Mme Leprêtre estime que le montant est dérisoire en regard de ce qu’elle subit depuis plus d’un an. Il faut savoir que Mme Leprêtre, naturopathe, n’a plus d’énergie ni de disponibilité pour recevoir ses clients, car ses rendez-vous médicaux se multiplient.

De plus, elle a renoncé à plusieurs plaisirs de la vie tels que les voyages, les sorties au restaurant, les activités familiales.

Le représentant de la compagnie d'assurance revient à la charge lors d’un autre appel. Lors de cet échange, Mme Leprêtre lui fait comprendre que 100 000 $ est un minimum puisqu’elle ne travaille plus depuis un an et demi. Il s’engage alors à en faire part à la compagnie Clorox.

Mais ce qu’elle souhaite avant tout, ce sont des excuses de Clorox.

L’expert en sinistre lui dit alors ceci : « Le fait que Clorox veuille éventuellement faire un règlement avec vous, c’est une admission de responsabilité, non?»

Dans un courriel que Clorox nous a fait parvenir, la porte-parole précise que le fabricant n'a jamais autorisé ni proposé une offre de règlement. Elle reconnaît que Mme Leprêtre a contacté Clorox. Elle nous explique que la compagnie a demandé des documents médicaux qui appuyaient sa réclamation. Elle précise qu'elle attend toujours ces documents.

Une réclamation dans les six chiffres

Incapable d’en venir à une entente, elle a remis sa réclamation entre les mains d’un bureau d’avocats. Une mise en demeure a été envoyée au fabricant, lettre qui est restée sans réponse.

Nous avons soumis son cas à Me Alexandre Brosseau-Wery, avocat spécialisé dans les réclamations liées aux préjudices corporels. Dans toute action en responsabilité civile, on doit établir trois choses : la faute, le dommage et le lien de causalité.

« En l'espèce, Clorox semble admettre qu'elle a vendu un produit qu'on peut qualifier de défectueux vu qu'il était contaminé. Clairement, madame a subi des dommages. Alors, la seule question vraiment qui va se poser, c'est le lien de cause à effet entre ces deux éléments-là. Si elle fait la démonstration que sa source d'eau potable n'est pas contaminée et qu'il ne reste que le produit, par élimination, le tribunal va en arriver à la conclusion que ces dommages résultent bien du produit.»

Une espérance de vie écourtée, une qualité de vie diminuée, devenue dépendante des autres, elle est aujourd’hui sans emploi. À combien évalue-t-il ces dommages?

« On parle d'indemnité pour ses pertes de revenus, de toutes les dépenses en soins et, en plus, on peut s'attendre à une indemnité pour ce qu'on appelle des dommages moraux. Donc, on pourrait parler d'une indemnité qui avoisine les 800 000 $, tant qu'à moi.»

Alerte à tous

Pour éviter tout alarmisme, le microbiologiste Alex Carignan précise que pour les gens qui sont en bonne santé, le Pseudomonas ne cause généralement aucun problème.
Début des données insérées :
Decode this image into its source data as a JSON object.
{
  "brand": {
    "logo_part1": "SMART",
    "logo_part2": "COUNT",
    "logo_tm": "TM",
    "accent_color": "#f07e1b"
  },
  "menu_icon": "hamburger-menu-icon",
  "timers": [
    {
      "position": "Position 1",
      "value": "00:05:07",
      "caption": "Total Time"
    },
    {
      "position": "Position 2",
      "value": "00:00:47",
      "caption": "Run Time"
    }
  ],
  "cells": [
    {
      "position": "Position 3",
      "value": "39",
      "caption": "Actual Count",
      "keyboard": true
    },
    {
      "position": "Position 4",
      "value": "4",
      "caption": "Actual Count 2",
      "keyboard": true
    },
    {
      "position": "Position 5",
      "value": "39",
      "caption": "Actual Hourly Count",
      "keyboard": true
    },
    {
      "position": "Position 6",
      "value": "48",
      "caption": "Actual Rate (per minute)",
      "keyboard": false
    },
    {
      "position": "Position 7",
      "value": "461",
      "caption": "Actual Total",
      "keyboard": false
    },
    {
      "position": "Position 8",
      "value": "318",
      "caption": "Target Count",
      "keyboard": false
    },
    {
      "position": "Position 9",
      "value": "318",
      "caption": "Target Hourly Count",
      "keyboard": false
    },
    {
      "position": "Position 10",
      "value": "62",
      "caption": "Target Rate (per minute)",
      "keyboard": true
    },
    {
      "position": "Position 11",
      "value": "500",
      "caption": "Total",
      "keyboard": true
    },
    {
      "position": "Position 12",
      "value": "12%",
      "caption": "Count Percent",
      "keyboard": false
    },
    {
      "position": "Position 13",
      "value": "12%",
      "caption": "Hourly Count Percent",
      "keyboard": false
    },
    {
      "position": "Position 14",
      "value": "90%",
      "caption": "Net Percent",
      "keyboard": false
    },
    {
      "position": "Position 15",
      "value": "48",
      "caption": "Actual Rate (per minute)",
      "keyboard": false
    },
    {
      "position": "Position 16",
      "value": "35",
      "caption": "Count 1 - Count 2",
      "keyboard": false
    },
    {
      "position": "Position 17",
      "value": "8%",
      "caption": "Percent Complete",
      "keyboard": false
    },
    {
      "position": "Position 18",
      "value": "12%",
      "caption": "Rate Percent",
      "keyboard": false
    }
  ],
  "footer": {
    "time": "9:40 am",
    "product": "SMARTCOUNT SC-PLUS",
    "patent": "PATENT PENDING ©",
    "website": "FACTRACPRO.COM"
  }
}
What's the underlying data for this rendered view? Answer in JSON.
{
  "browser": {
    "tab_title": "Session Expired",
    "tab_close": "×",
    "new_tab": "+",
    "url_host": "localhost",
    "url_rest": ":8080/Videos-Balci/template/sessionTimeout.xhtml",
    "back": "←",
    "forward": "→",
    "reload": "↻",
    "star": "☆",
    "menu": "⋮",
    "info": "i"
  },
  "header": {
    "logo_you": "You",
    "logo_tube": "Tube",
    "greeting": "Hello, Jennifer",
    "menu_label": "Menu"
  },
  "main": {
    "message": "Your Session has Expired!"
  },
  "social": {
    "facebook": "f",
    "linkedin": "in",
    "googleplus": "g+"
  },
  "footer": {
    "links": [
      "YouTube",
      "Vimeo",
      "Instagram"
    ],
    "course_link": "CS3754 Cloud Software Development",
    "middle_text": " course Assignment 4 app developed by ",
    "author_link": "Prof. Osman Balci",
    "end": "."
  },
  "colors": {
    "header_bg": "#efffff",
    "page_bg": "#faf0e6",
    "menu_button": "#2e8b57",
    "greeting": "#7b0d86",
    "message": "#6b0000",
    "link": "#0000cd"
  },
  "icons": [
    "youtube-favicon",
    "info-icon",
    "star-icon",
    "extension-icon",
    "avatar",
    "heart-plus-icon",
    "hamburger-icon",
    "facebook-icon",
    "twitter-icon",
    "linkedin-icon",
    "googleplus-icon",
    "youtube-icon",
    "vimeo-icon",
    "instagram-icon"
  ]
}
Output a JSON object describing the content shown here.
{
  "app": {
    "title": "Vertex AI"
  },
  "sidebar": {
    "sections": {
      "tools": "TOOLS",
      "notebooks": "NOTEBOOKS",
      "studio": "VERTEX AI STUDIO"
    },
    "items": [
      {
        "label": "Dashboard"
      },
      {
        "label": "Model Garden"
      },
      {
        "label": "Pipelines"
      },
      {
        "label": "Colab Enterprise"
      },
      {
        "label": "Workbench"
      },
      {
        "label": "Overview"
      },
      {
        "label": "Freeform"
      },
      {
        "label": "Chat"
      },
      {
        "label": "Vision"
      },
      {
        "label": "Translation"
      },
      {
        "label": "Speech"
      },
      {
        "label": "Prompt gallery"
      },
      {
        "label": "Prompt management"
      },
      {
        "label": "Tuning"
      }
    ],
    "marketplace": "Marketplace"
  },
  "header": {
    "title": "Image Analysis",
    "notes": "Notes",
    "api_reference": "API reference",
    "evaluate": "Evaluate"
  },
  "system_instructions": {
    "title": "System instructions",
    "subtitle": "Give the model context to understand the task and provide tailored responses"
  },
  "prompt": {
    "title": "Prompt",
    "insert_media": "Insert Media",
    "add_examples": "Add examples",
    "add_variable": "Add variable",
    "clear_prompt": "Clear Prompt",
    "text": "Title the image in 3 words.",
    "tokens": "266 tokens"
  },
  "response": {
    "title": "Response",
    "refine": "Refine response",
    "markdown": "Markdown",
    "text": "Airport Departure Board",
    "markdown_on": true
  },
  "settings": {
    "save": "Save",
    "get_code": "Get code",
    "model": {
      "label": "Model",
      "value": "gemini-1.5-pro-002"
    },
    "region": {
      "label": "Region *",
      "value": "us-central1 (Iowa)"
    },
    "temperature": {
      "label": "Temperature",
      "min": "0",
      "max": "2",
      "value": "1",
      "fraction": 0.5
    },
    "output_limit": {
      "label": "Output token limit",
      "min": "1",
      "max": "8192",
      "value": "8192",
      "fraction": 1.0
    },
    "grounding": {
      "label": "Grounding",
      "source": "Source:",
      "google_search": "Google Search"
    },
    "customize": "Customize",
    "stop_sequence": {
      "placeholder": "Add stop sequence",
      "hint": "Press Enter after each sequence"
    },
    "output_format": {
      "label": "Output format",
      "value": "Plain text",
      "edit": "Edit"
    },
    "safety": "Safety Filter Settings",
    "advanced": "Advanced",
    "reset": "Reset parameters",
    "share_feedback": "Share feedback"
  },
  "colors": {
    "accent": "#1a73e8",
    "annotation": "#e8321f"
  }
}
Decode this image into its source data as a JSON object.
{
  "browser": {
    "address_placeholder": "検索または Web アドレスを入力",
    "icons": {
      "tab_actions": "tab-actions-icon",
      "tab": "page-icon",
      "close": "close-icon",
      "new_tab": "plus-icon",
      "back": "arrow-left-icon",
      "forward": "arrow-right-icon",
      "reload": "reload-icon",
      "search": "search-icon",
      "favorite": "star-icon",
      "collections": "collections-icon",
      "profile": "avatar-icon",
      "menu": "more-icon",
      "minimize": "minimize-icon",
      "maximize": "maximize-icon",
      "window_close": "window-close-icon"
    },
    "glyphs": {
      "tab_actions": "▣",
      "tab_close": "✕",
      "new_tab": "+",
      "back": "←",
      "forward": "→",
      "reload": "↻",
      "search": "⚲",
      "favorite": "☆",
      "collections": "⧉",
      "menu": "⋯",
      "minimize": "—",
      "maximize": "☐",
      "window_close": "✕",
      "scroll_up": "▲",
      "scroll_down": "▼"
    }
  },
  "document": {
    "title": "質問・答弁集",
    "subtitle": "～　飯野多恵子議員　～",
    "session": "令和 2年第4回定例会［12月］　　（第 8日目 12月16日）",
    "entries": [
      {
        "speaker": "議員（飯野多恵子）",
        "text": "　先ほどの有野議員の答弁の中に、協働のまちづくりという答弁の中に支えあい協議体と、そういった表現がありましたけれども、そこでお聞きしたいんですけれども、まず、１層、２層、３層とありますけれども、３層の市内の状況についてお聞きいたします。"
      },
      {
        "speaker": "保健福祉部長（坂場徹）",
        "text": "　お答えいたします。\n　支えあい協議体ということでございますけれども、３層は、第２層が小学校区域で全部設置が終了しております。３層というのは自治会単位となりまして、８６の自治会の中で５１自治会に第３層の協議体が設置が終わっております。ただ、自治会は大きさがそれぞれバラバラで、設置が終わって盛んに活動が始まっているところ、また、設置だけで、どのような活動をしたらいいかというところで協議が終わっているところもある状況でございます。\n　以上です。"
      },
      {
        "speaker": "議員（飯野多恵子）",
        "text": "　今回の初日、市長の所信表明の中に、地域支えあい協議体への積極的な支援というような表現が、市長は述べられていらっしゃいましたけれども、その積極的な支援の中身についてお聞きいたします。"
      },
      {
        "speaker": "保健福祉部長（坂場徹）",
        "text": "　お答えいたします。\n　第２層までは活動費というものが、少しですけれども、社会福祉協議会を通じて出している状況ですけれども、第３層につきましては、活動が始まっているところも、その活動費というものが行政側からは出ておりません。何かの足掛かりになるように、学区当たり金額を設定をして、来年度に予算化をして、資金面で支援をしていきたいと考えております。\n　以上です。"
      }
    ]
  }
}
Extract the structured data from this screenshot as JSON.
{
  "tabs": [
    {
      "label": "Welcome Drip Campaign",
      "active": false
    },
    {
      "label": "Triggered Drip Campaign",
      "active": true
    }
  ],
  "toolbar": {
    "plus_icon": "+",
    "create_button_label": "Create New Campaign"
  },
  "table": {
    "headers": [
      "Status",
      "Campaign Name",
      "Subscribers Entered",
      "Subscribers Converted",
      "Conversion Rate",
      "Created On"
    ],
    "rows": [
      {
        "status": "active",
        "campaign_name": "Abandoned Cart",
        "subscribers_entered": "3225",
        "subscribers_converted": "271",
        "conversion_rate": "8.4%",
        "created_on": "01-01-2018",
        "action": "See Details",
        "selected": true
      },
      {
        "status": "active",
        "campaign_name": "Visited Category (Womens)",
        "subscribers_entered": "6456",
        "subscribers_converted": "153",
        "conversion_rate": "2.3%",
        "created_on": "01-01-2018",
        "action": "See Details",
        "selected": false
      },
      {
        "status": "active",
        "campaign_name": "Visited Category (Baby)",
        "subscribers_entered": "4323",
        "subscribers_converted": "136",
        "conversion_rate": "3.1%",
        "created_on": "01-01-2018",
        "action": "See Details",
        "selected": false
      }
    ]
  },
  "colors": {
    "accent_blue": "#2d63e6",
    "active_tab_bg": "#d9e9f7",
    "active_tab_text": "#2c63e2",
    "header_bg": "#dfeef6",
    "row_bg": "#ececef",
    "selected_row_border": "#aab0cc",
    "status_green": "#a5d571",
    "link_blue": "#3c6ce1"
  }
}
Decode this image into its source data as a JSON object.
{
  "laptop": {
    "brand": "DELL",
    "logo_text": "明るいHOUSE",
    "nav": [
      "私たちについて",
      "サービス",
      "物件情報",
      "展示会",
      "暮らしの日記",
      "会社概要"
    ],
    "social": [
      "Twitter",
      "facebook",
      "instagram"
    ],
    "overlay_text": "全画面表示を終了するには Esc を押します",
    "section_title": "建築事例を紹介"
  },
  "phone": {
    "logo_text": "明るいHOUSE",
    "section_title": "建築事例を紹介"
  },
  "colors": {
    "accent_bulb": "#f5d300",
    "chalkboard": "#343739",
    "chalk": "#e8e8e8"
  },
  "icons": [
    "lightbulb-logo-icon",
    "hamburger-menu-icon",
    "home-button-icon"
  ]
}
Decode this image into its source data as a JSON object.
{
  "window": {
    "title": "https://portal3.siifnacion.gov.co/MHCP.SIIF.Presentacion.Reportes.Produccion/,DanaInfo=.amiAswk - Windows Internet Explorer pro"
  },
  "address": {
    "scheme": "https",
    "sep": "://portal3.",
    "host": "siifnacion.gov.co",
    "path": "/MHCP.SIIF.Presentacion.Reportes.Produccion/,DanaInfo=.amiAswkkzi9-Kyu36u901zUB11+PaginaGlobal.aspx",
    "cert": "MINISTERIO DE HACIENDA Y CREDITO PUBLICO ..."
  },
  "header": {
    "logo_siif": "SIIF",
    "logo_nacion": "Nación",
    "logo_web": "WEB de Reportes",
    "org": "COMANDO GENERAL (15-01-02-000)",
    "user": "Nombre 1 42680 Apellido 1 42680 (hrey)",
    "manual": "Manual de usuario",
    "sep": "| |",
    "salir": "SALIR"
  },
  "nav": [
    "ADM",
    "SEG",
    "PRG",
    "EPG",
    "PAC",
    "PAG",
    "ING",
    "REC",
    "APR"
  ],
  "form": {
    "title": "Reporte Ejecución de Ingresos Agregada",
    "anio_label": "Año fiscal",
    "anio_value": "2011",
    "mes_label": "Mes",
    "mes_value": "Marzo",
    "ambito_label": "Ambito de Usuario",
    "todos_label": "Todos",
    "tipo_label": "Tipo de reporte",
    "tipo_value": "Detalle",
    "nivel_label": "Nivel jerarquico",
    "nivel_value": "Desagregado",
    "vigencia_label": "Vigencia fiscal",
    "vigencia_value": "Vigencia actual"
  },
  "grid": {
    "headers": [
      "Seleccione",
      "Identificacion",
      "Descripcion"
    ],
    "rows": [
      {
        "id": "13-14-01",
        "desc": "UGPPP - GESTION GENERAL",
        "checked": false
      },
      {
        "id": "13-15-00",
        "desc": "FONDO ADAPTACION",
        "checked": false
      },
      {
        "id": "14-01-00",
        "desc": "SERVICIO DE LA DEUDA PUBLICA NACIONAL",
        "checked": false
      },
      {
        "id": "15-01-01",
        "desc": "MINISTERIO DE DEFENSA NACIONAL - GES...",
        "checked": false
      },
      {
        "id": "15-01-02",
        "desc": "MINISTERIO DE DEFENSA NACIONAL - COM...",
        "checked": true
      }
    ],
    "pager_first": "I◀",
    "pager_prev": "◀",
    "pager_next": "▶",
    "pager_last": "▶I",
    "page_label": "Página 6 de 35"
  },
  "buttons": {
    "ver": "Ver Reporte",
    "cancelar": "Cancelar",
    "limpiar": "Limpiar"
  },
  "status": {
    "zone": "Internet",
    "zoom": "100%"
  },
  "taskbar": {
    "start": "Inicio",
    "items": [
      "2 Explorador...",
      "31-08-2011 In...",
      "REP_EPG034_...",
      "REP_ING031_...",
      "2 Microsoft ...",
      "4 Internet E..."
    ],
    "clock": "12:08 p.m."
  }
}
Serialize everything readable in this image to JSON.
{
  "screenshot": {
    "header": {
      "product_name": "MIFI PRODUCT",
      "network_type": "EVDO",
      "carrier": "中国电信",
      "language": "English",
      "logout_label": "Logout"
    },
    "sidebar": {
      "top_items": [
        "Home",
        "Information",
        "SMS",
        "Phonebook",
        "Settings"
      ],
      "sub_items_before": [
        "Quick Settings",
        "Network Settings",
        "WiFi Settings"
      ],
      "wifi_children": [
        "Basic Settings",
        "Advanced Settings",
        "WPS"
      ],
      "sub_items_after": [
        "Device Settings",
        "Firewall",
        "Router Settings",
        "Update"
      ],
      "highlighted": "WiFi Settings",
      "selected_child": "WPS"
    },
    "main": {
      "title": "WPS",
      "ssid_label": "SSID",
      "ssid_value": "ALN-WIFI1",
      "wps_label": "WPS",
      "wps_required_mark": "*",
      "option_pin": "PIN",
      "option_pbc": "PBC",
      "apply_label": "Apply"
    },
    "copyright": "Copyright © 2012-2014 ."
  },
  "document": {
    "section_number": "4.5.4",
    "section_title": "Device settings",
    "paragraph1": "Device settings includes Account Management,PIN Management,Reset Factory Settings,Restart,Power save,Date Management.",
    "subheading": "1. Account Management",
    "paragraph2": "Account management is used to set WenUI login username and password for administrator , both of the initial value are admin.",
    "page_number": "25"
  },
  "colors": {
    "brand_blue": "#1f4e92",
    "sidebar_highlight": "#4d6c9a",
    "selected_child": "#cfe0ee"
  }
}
Mais si Mme Leprêtre a communiqué avec La facture, c'est qu’elle croit que d’autres personnes sont dans la même situation qu'elle.

« Je suis convaincue qu'il y en a d'autres qui, en 2022, ont fait des pneumonies, qui ont eu des complications et qui, peut-être, encore aujourd'hui, ont des complications, qui ont vu leurs vies changées aussi et qui ne savent pas que Clorox est en arrière de ça.»

Santé Canada nous confirme que 17 personnes ont affirmé avoir eu des symptômes en lien avec l’un des produits rappelés par Pine-Sol. Sont-elles les seules?